UNIT III NUCLEAR POWER PLANTS
Types of Nuclear Fuel
The different nuclear processes will use different types of fuel. In general terms:
Fission reactions will use fissile heavy elements
Fusion will use fusible light elements
Fission Nuclear Fuels
The known fissile materials are:
Uranium-233
Uranium-235
Plutonium-238
Plutonium-239
Plutonium-241
Neptunium-237
Curium-244
The most often used fuels are Uranium-235 and Plutonium-239; they become instable when bombarded by slow
(also known as “thermal”) neutrons. They are not easy to find or produce materials, and the process to generate
them is usually the most expensive part in the creation of a nuclear bomb. Uranium-233 was used in a couple of
test bombs in USA and it is supposed to be the main component in India’s bombs.
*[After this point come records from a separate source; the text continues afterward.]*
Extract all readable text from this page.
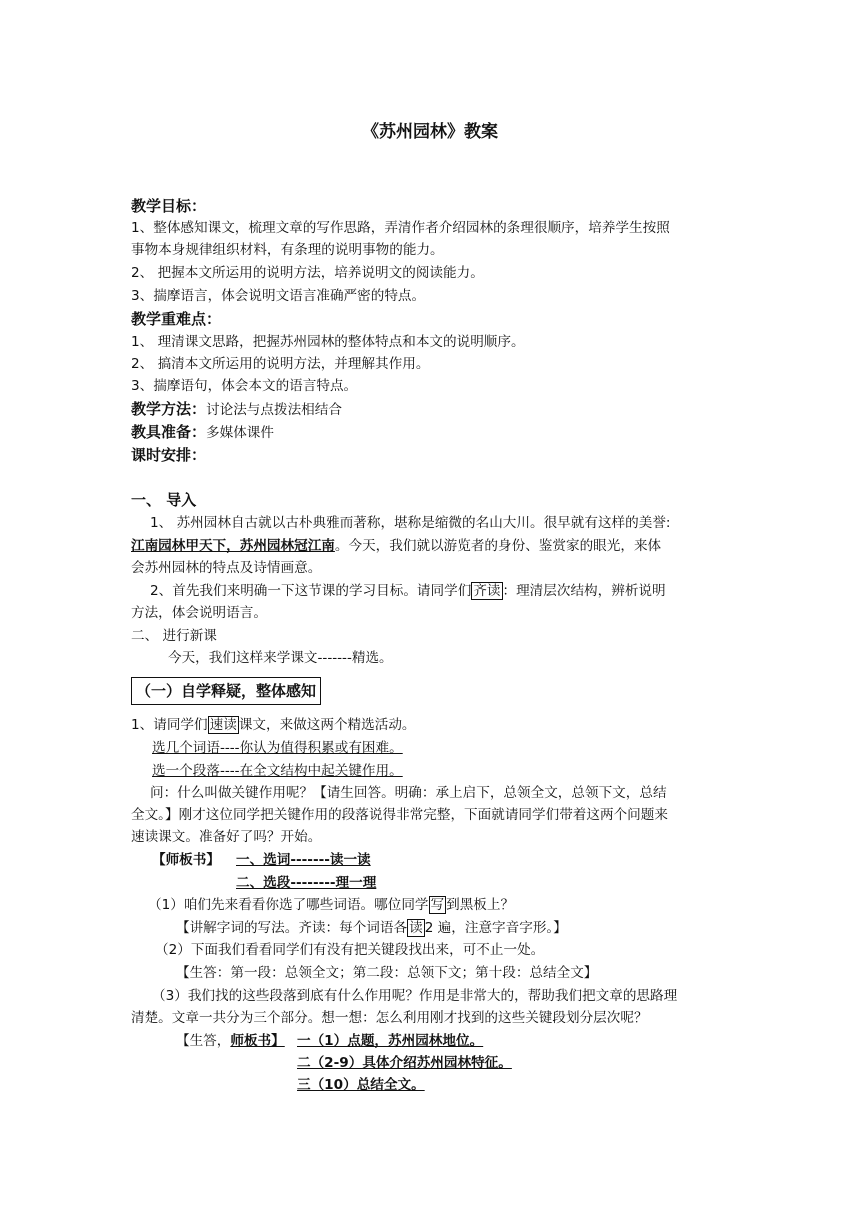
《苏州园林》教案
教学目标：
1、整体感知课文，梳理文章的写作思路，弄清作者介绍园林的条理很顺序，培养学生按照
事物本身规律组织材料，有条理的说明事物的能力。
2、 把握本文所运用的说明方法，培养说明文的阅读能力。
3、揣摩语言，体会说明文语言准确严密的特点。
教学重难点：
1、 理清课文思路，把握苏州园林的整体特点和本文的说明顺序。
2、 搞清本文所运用的说明方法，并理解其作用。
3、揣摩语句，体会本文的语言特点。
教学方法：讨论法与点拨法相结合
教具准备：多媒体课件
课时安排：
一、 导入
1、 苏州园林自古就以古朴典雅而著称，堪称是缩微的名山大川。很早就有这样的美誉:
江南园林甲天下，苏州园林冠江南。今天，我们就以游览者的身份、鉴赏家的眼光，来体
会苏州园林的特点及诗情画意。
2、首先我们来明确一下这节课的学习目标。请同学们 齐读 ：理清层次结构，辨析说明
方法，体会说明语言。
二、 进行新课
今天，我们这样来学课文-------精选。
（一）自学释疑，整体感知
1、请同学们 速读 课文，来做这两个精选活动。
选几个词语----你认为值得积累或有困难。
选一个段落----在全文结构中起关键作用。
问：什么叫做关键作用呢？【请生回答。明确：承上启下，总领全文，总领下文，总结
全文。】刚才这位同学把关键作用的段落说得非常完整，下面就请同学们带着这两个问题来
速读课文。准备好了吗？开始。
【师板书】 一、选词-------读一读
二、选段--------理一理
（1）咱们先来看看你选了哪些词语。哪位同学 写 到黑板上？
【讲解字词的写法。齐读：每个词语各 读 2 遍，注意字音字形。】
（2）下面我们看看同学们有没有把关键段找出来，可不止一处。
【生答：第一段：总领全文；第二段：总领下文；第十段：总结全文】
（3）我们找的这些段落到底有什么作用呢？作用是非常大的，帮助我们把文章的思路理
清楚。文章一共分为三个部分。想一想：怎么利用刚才找到的这些关键段划分层次呢？
【生答，师板书】 一（1）点题，苏州园林地位。
二（2-9）具体介绍苏州园林特征。
三（10）总结全文。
Thorium-232 is also fissile but it
needs fast moving neutrons to start the chain reaction.
Uranium-235 ------ General Facts
The most often isotope of Uranium found in Nature is U-238, U-235 is only found in low proportions
(0.71%).
U-235 is created from U-238 via isotope separation.
The critical mass for an un-reflected sphere of U-235 is about 50 kg (17 cm of diameter).
Fission Process
One slow neutron strikes a U-235 atom; the result is U-236.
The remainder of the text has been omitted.